第107話 二人の姉妹
パンッ。
「あれは事故だ。クレアのせいじゃない」
ベルがアナスタシアの頬を軽く叩いた。
鱗の生えた大きな手で彼女を怪我させてしまわないように注意して。
「・・・相変わらず器用ですね」
「減らず口を叩くな」
「・・・」
少しの沈黙。
「ごめんなさい、クレアさん。

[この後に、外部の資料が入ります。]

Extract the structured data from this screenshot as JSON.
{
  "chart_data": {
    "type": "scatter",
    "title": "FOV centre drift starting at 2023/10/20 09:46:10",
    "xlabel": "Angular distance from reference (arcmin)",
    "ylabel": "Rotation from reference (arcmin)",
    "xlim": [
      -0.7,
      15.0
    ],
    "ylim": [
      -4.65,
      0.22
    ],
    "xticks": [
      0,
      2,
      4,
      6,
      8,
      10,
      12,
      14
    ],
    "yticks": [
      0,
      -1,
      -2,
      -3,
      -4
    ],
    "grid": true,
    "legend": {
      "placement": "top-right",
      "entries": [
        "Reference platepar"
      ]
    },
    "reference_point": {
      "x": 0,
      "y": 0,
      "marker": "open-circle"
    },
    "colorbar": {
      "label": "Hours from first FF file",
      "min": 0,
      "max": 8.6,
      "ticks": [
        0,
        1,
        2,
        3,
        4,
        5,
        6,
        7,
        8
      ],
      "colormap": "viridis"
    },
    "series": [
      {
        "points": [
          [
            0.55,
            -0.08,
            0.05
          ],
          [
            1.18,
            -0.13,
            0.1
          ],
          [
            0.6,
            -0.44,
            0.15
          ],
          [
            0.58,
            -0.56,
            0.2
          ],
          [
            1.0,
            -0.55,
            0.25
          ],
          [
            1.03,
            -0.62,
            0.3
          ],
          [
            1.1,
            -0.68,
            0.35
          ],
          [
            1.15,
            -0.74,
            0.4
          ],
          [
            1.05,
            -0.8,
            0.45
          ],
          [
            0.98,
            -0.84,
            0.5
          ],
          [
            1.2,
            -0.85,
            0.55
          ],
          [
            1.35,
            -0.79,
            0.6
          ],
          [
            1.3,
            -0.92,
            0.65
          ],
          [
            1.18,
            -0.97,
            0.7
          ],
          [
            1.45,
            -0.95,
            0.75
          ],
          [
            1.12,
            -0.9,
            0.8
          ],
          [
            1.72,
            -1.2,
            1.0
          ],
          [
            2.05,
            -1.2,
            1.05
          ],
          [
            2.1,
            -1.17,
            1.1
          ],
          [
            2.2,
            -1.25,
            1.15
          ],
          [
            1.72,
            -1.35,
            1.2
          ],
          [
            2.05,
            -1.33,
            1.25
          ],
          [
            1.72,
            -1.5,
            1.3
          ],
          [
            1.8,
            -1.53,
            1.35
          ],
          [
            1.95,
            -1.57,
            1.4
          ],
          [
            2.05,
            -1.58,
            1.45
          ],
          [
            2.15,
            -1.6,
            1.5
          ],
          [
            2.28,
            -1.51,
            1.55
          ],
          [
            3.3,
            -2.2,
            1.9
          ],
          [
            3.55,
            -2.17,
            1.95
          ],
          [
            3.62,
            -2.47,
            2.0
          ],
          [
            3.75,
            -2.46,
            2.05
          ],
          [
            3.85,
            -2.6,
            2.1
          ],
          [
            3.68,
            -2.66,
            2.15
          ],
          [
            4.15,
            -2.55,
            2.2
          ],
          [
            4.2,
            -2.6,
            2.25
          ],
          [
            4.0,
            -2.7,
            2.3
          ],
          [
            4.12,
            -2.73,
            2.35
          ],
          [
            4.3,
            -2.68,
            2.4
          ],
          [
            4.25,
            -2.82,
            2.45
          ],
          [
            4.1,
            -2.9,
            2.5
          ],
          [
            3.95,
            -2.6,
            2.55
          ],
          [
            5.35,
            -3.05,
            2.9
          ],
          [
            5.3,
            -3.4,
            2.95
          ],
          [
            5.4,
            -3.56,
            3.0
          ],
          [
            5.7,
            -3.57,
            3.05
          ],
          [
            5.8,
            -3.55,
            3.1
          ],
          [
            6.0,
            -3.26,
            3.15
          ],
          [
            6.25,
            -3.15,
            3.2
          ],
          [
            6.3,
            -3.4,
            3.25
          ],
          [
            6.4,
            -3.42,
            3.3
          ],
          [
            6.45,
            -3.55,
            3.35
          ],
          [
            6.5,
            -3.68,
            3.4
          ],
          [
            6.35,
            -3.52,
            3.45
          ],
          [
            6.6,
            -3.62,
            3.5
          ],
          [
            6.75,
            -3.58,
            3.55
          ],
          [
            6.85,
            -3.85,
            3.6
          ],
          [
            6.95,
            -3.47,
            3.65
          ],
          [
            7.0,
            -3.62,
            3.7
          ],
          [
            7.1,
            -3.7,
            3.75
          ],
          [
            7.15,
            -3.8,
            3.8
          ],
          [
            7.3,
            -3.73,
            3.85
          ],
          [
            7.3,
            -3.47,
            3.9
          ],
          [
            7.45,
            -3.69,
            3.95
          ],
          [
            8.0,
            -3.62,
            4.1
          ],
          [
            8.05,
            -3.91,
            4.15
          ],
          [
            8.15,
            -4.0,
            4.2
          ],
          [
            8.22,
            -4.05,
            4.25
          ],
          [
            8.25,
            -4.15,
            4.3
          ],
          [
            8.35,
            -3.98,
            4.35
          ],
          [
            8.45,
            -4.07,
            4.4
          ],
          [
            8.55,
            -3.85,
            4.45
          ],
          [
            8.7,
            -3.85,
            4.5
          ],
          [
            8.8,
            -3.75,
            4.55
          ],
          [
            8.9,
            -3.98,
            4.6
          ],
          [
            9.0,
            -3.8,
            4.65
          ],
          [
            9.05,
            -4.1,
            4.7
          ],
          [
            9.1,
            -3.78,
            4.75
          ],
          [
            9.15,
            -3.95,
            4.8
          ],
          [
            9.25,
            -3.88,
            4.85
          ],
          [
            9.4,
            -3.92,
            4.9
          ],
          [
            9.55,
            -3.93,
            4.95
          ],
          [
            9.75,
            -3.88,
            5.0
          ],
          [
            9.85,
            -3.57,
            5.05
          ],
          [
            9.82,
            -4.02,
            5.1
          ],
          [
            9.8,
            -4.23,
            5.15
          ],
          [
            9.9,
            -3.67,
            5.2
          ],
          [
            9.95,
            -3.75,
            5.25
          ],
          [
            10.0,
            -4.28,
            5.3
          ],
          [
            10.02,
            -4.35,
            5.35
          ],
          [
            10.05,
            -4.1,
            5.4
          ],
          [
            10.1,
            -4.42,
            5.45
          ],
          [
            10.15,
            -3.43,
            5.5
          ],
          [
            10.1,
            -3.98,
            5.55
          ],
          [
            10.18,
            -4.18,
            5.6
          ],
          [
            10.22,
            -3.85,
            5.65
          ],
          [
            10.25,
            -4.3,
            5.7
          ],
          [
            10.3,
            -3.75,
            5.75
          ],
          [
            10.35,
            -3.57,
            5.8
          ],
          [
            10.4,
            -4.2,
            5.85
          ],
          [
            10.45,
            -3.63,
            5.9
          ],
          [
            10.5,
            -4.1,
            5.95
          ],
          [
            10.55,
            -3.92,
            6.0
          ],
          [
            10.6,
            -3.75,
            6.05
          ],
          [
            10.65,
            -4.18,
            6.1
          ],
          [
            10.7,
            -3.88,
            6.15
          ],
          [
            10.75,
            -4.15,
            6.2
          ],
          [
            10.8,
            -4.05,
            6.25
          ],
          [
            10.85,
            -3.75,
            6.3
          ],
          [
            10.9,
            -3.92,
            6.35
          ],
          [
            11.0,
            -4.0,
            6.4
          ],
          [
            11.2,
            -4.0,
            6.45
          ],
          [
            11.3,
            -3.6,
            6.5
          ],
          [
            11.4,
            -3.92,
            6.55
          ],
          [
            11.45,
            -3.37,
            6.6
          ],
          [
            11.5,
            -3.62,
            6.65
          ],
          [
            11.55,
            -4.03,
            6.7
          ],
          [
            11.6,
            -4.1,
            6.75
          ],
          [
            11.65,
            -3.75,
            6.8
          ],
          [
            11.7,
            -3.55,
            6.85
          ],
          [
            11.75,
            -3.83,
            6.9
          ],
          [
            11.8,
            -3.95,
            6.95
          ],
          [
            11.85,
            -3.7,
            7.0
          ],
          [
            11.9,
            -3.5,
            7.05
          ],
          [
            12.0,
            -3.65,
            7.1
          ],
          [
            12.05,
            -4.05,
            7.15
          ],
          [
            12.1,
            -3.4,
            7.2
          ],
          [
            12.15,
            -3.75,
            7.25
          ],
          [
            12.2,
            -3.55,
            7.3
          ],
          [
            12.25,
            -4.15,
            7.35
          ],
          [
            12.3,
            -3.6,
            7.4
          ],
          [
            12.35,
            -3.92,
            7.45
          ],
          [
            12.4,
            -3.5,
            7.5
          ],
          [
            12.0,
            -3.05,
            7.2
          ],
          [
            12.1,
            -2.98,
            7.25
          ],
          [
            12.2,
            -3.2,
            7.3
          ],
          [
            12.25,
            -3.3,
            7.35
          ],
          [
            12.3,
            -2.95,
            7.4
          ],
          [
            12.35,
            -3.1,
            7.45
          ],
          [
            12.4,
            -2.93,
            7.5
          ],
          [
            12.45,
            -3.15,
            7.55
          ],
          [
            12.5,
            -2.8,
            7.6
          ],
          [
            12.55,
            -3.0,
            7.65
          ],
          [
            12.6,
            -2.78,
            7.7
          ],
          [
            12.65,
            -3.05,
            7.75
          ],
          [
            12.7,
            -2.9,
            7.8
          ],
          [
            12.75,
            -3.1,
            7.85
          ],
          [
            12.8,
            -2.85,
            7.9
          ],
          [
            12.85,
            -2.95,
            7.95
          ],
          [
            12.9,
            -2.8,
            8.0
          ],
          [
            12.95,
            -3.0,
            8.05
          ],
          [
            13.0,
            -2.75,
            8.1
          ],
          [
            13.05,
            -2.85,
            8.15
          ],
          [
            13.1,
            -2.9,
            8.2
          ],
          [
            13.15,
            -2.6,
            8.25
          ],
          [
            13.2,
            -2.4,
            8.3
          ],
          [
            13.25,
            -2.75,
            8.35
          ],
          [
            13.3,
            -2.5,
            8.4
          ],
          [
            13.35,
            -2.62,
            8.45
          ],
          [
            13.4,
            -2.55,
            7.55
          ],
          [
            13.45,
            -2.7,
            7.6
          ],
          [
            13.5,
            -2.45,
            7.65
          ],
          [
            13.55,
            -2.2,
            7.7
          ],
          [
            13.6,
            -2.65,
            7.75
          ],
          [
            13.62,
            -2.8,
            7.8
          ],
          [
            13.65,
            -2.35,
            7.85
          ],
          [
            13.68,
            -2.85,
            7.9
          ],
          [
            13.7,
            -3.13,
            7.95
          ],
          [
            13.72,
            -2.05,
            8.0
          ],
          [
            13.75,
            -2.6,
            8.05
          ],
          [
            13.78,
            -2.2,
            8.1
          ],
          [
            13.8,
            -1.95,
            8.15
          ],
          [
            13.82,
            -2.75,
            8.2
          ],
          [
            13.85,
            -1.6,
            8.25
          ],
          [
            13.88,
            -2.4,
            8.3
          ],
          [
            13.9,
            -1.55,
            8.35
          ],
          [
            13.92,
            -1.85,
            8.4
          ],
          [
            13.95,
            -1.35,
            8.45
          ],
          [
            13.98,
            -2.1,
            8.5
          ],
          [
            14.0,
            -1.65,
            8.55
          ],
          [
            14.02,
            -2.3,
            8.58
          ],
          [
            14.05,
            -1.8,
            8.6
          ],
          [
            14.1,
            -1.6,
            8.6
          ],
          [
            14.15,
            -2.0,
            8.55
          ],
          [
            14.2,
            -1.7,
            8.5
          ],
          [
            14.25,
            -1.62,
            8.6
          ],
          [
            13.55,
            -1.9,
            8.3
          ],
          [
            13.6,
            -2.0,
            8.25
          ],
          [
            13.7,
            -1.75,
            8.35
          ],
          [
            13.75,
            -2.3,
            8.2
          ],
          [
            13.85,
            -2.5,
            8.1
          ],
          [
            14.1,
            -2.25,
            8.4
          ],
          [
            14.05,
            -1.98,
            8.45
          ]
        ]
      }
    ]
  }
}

先程のことは忘れてください」
アナスタシアが謝った。
「いえ、悪いの私・・・」
「クレアちゃん?」
「・・・!?」
家の扉が開いていた。
そこには・・・マリアがいた。
「どうして、マリアがここに!?」
クレアが逃げようとする。
(でも、どこに?)
狭い家の中、ひとつしかない入口にはマリアがいた。
逃げ場はなかった。
「いや、来ないで・・・」
クレアがマリアを拒絶する。
「クレアちゃん!」
マリアがクレアに向かって駆け出す。
しかし、目の見えないマリアは足がもつれて・・・
「危ない!」
クレアが転びそうになったマリアを受け止めた。
その隙をマリアは見逃さなかった。
マリアがクレアを抱きしめる。
「もう、絶対に離しません!」
「マ、マリア・・・」
予想外の反応にクレアが驚く。
「ど、どうして?神父様を殺した私を恨んでるんじゃ・・・」
クレアが困惑する。
「そんなことあるわけないじゃないですか!」
マリアが怒る。
「ごめんなさい。クレアちゃんが苦しいときに一緒にいてあげられなくて」
マリアが謝った。
「ち、ちが・・・謝るのは私の方で・・・ごめんなさい」
クレアが謝る。
二人はしばしの間、無言で抱き合っていた。
「・・・じゃあ、これで仲直りです。いいですね」
「・・・うん」
マリアの言葉にクレアがうなずく。
「ふふ、良かった」
マリアが安心したように微笑む。
「ごめんね。勝手にいなくなって、私・・・マリアに嫌われるのが怖くて」
クレアが心の内を明かした。
「嫌うわけないじゃないですか・・・私はクレアちゃんのお姉さんですから」
マリアが言う。
「違うわ。姉は私よ」
クレアが訂正する。
「そうでしたね。ごめんなさい」
マリアが肯定した。
「・・・本当に大きくなりましたね」
さっき抱きしめた感触を思い出しながらマリアが言った。
それは・・・あの頃の幼い少女のものではなかった。
大人の女性の体だった。
「うん、大きくなったよ。マリアと同じくらい」
クレアが自身の体をマリアと重ねる。
服越しでも確かにその成長を感じ取れた。
(本当に長い時間が経ちました・・・)
マリアは思いだす。
幼いクレアと過ごした楽しかった時間を。
永遠に続いて欲しかった日々。
けれど、その日々は続かず・・・悲しみが残った。
「でも、また会えました」
今は・・・それだけで十分だった。
神父の死をきっかけにすれ違い、離れ離れになった二人の姉妹。
それがついに・・・再会を果たした。